Pergunte ao especialista: perguntas e respostas sobre o ensaio clínico de redução dos níveis de huntingtina
Em entrevista coordenada pela UK HD Association, Dr Ed Wild responde a perguntas sobre recém anunciado ensaio
Escrito por Professor Ed Wild 20 de Dezembro de 2017 Editado por Dr Jeff Carroll Traduzido por Antonio Azevedo Publicado originalmente a 18 de Dezembro de 2017
As notícias científicas, anunciadas dia 11 de Dezembro 2017, de que a equipa de investigação do Huntington’s Disease Centre (Centro para a Doença de Huntington) no University College London fizeram um passo significativo para uma possível terapia para a doença de Huntington, levantou muitas questões para a comunidade da doença de Huntington.
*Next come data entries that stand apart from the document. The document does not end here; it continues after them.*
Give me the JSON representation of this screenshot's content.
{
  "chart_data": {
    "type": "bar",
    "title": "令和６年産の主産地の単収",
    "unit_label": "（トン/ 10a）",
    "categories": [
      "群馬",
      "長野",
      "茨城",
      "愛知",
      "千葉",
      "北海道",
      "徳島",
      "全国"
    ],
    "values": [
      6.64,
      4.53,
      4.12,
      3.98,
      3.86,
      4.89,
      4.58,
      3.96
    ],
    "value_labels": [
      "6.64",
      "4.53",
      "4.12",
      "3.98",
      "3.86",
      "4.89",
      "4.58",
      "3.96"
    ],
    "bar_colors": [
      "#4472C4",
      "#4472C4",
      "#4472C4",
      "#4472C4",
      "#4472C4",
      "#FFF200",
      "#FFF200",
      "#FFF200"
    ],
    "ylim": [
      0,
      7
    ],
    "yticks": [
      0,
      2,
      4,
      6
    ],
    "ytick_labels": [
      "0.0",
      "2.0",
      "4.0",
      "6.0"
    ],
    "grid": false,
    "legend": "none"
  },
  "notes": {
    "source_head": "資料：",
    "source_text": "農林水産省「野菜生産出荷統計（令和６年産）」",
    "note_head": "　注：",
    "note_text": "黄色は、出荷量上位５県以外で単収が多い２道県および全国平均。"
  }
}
O Dr Ed Wild respondeu a algumas destas questões em nome da UK HD Association (Associação da DH do Reino Unido), ajudando a dar algum contexto sobre o que estas notícias significam para as pessoas afetadas pela doença de Huntington agora e no futuro.
O Ed diz
Obrigado por todas as vossas perguntas fantásticas. É um testemunho da dedicação e determinação desta comunidade ter havido tantas perguntas detalhadas e com profundidade. Respondi o melhor que pude. Embora esteja envolvido no programa HTTRx enquanto conselheiro e investigador, não estou a falar em nome da Ionis, Roche ou UCL neste artigo, mas sim enquanto co-fundador do HDBuzz e conselheiro científico da HDA. Nenhuma das minhas respostas deve ser ser interpretada como conselho médico. Espero que sejam úteis!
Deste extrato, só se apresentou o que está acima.